I can visit one of our churches in any of those 50 countries and I am certain that within 10 minutes of arrival, that I would find some who knows someone that I know.  
This is made possible by the fact that we get together every three years for a World Conference.  We also have a college where folks from all over the world attend.  Lastly, we have summer camps and reunions that bring together children and families from neighboring states and regions.


So, what was it that made me particularly thankful for my "small" church yesterday?

Jenna traveled, by herself, to that college that I mentioned.
Along the way, one plane was an hour late.  She missed a connecting flight.  She spent many hours in airports.  Her bags were potentially lost from switching flights.  A fire alarm went off in the Houston airport---she was in danger of missing her last flight out if it turned out that something was indeed, on fire.
I was on United airlines website for hours--trying to figure out what her best plan of action should be.
I was on Facebook, expressing my worry and frustration.

It was on Facebook that my 'small world' church friends started popping up to help out.
One friend in Kansas City thought Jenna was stranded at the airport in KC, and not Houston.  She offered to drive up to the airport (1 hour) to either sit with Jenna until her plane came, or help her work out another flight.  She also offered that her husband might be of some assistance as well.
We aren't BFFs.  We don't vacation together.  Our husbands don't play golf. 
We have a connection because we know people who know people that we know.  

Confusing?

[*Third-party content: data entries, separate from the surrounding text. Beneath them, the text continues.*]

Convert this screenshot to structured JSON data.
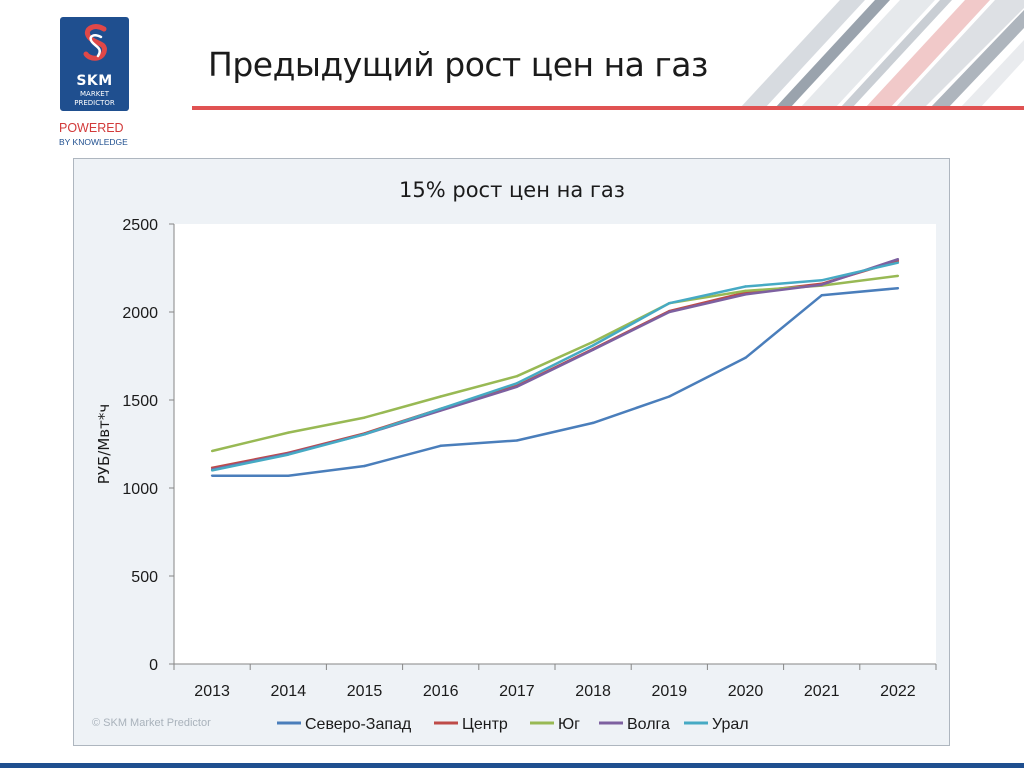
{
  "page": {
    "title": "Предыдущий рост цен на газ"
  },
  "logo": {
    "name": "SKM",
    "tagline_line1": "MARKET",
    "tagline_line2": "PREDICTOR",
    "powered_line1": "POWERED",
    "powered_line2": "BY KNOWLEDGE",
    "brand_blue": "#1f4f8f",
    "brand_red": "#d23a3a"
  },
  "chart_data": {
    "type": "line",
    "title": "15% рост цен на газ",
    "xlabel": "",
    "ylabel": "РУБ/Мвт*ч",
    "categories": [
      "2013",
      "2014",
      "2015",
      "2016",
      "2017",
      "2018",
      "2019",
      "2020",
      "2021",
      "2022"
    ],
    "ylim": [
      0,
      2500
    ],
    "yticks": [
      0,
      500,
      1000,
      1500,
      2000,
      2500
    ],
    "grid": false,
    "legend_position": "bottom",
    "series": [
      {
        "name": "Северо-Запад",
        "color": "#4a7ebb",
        "values": [
          1070,
          1070,
          1125,
          1240,
          1270,
          1370,
          1520,
          1740,
          2095,
          2135
        ]
      },
      {
        "name": "Центр",
        "color": "#be4b48",
        "values": [
          1115,
          1200,
          1310,
          1450,
          1580,
          1790,
          2005,
          2110,
          2160,
          2290
        ]
      },
      {
        "name": "Юг",
        "color": "#98b954",
        "values": [
          1210,
          1315,
          1400,
          1520,
          1635,
          1830,
          2050,
          2120,
          2150,
          2205
        ]
      },
      {
        "name": "Волга",
        "color": "#7d60a0",
        "values": [
          1105,
          1195,
          1305,
          1440,
          1575,
          1785,
          2000,
          2100,
          2155,
          2300
        ]
      },
      {
        "name": "Урал",
        "color": "#46aac4",
        "values": [
          1100,
          1190,
          1305,
          1450,
          1595,
          1810,
          2050,
          2145,
          2180,
          2280
        ]
      }
    ],
    "watermark": "© SKM Market Predictor"
  }
}
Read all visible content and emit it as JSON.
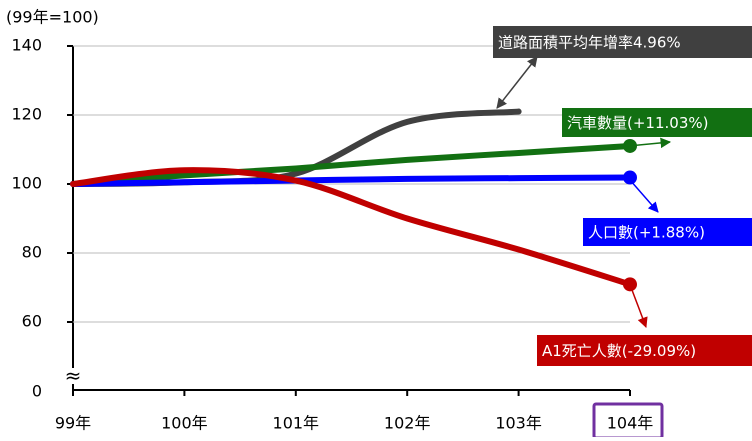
{
  "chart_data": {
    "type": "line",
    "y_unit_label": "(99年=100)",
    "y_break_label": "0",
    "categories": [
      "99年",
      "100年",
      "101年",
      "102年",
      "103年",
      "104年"
    ],
    "series": [
      {
        "name": "道路面積平均年增率4.96%",
        "color": "#404040",
        "values": [
          100,
          100.5,
          103,
          118,
          121,
          null
        ]
      },
      {
        "name": "汽車數量(+11.03%)",
        "color": "#127012",
        "values": [
          100,
          102.5,
          104.5,
          107,
          109,
          111.03
        ]
      },
      {
        "name": "人口數(+1.88%)",
        "color": "#0000ff",
        "values": [
          100,
          100.5,
          101,
          101.5,
          101.7,
          101.88
        ]
      },
      {
        "name": "A1死亡人數(-29.09%)",
        "color": "#c00000",
        "values": [
          100,
          104,
          101,
          90,
          81,
          70.91
        ]
      }
    ],
    "ylim": [
      40,
      140
    ],
    "yticks": [
      60,
      80,
      100,
      120,
      140
    ],
    "grid": true
  }
}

Yes.
Unusual? No.


Later in the evening, the director of the Sr. High church camp that Jenna attends, chimed in.
He thought she might still be stuck in Houston.  He offered that he and his wife could go get her from the airport and she could spend the night with them if her connecting flight continued to be problematic.

I heard from many more church folks during the course of the day.  Many offered sympathy.  Others offered, "what can I do?".

We discovered the very same behavior when Eric broke his leg and needed surgery in Arizona.  Folks we don't really know from our church, helping us out.

And so, here on Day 2---I am thankful that Jenna made it to Iowa.  
To our little church college (3000 students).
She will be visiting with the Dean of the Science Department to map out the next four years of her degree.  
She will also be spending a great deal of time with kids she knows and loves from camp.
The small world church has turned full circle for her.